Scientists have discovered an 81-year-old midnight snapper caught off the coast of Western Australia. It is considered to be the oldest tropical reef fish in the world. The tropical reef fish was discovered by Australian Institute of Marine Science in the Rowley Shoals.
“Until now, the oldest fish that we’ve found in shallow, tropical waters have been around 60 years old,” said Dr Brett Taylor, a fish biologist at the Australian Institute of Marine Science who led the study, reports The Independent.
It is believed to have been born years before World War II. CNN reports that researchers focused on three species in four locations in Western Australia and the Chagos Archipelago in the central Indian Ocean.

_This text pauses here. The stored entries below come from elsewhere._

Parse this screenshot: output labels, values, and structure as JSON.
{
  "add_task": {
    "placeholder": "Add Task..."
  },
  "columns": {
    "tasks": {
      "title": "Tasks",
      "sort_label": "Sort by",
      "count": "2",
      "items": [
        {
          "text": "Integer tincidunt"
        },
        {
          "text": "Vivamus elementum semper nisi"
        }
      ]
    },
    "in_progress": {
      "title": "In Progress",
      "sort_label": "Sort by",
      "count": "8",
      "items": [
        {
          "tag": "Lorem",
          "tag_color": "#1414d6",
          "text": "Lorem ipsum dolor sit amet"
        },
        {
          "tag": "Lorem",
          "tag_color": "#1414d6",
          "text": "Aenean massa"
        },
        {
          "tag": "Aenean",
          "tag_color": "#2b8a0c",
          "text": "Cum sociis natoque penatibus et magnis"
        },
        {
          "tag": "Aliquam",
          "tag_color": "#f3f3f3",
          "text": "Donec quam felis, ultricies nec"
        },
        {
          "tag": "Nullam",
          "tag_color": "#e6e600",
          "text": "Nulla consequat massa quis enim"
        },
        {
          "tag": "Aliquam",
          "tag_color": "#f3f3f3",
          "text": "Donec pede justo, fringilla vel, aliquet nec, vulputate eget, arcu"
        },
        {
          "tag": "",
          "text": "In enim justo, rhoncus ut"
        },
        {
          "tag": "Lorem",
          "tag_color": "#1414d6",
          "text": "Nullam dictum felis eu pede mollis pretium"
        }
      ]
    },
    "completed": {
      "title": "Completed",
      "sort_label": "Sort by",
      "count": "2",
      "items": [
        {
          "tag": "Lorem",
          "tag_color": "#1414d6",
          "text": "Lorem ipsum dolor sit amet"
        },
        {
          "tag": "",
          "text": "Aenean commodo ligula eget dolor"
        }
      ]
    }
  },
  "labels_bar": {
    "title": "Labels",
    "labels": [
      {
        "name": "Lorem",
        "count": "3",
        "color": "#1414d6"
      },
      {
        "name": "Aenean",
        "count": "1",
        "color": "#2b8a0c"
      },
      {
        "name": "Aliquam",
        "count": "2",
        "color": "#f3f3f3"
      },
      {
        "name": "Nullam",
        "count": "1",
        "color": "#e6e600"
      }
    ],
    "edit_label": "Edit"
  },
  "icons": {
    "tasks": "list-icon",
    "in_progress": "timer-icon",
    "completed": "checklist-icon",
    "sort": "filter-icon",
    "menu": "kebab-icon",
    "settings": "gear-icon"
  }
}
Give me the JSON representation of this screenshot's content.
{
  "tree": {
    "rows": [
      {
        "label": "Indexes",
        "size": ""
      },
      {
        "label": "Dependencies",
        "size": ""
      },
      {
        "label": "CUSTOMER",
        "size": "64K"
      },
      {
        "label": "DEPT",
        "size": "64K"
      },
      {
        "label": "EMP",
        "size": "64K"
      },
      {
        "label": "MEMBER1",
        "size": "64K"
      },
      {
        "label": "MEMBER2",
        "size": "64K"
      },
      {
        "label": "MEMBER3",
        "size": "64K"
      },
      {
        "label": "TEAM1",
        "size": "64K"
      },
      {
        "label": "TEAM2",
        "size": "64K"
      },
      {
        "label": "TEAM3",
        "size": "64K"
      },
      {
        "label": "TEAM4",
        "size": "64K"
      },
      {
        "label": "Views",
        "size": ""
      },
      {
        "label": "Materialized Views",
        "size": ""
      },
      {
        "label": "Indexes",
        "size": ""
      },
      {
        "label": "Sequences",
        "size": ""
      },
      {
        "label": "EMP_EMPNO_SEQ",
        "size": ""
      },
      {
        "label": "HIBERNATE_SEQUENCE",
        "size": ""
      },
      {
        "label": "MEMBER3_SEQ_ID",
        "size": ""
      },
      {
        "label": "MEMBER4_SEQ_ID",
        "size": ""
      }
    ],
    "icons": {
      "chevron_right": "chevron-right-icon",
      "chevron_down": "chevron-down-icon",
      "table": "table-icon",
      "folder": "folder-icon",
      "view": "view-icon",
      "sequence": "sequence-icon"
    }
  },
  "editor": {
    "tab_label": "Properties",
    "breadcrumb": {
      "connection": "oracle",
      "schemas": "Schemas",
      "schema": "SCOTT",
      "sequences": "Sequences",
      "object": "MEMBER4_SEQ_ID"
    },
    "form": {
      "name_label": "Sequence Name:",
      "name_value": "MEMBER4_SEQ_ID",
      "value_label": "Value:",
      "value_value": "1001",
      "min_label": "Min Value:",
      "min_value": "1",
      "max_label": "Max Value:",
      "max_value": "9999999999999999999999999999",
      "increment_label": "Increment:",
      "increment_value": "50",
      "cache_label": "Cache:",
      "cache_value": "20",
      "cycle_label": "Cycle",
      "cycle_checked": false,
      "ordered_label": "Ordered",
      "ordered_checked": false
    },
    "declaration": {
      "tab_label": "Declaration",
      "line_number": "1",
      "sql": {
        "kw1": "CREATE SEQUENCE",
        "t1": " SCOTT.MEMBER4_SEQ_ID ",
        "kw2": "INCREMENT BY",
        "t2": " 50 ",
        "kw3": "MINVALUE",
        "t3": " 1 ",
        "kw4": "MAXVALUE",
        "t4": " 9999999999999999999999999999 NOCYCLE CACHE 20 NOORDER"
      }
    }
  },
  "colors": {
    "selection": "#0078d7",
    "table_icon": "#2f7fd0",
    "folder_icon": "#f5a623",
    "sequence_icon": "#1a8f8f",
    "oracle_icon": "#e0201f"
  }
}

10 other fish more than 60-year-old, including a 79-year-old red bass has also been identified in the Rowley Shoals in 1977. Their age is determined by studying their ear bones, also known as otoliths, to determine their age. The fishes are dissected, ear bones are dissected which contain annual growth bands that are counted in a similar way as tree rings.

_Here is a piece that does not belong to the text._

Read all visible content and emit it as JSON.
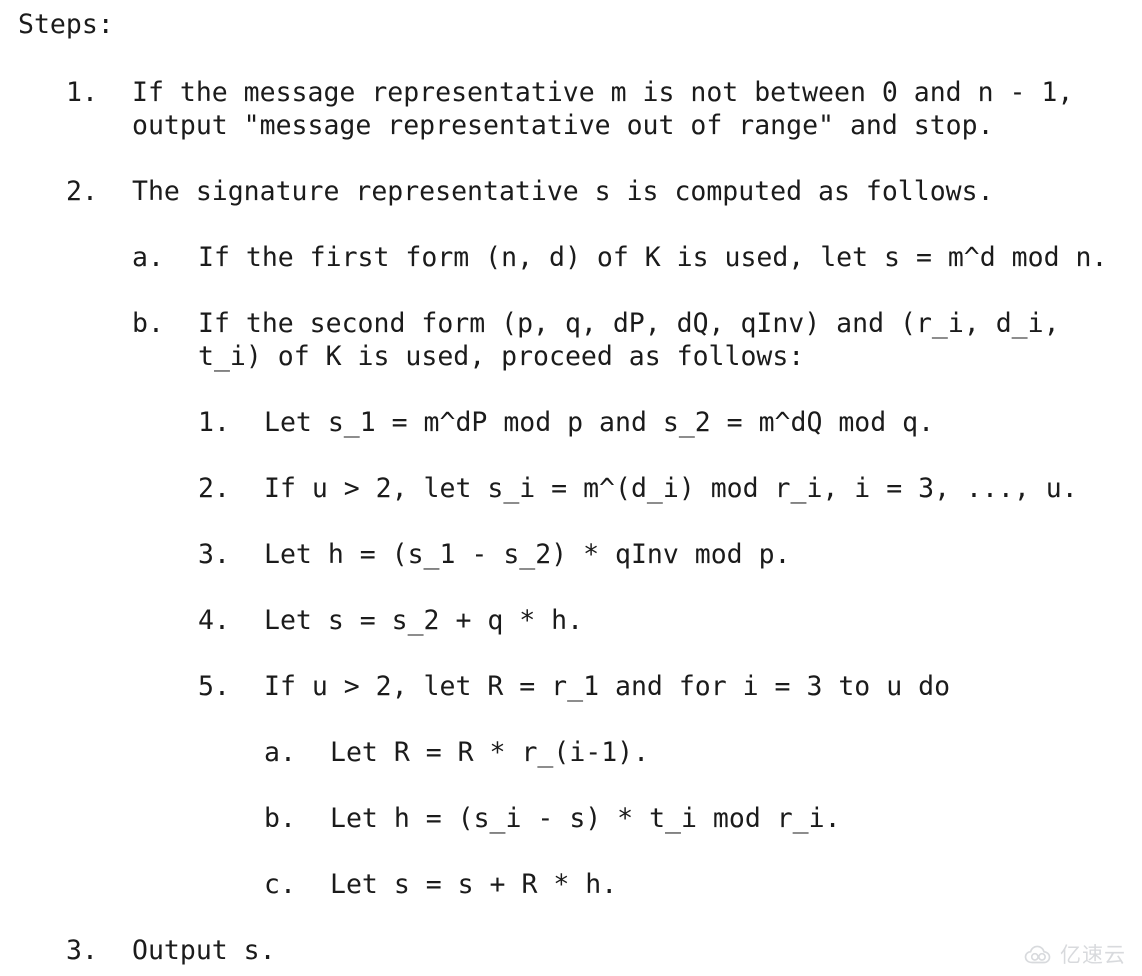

Brett Taylor, a fish biologist who led the study, in conversation with CNN, said that the midnight snapper beat the earlier record older by two decades, adding that the last one was around 60-year-old.
Now, record holder snapper is believed to have been born in 1935, “It survived the Great Depression and the Worl War II,” said Dr Taylor to The Independent.
The study would help scientists to understand how climate change affects fish length and age, explained Taylor to CNN.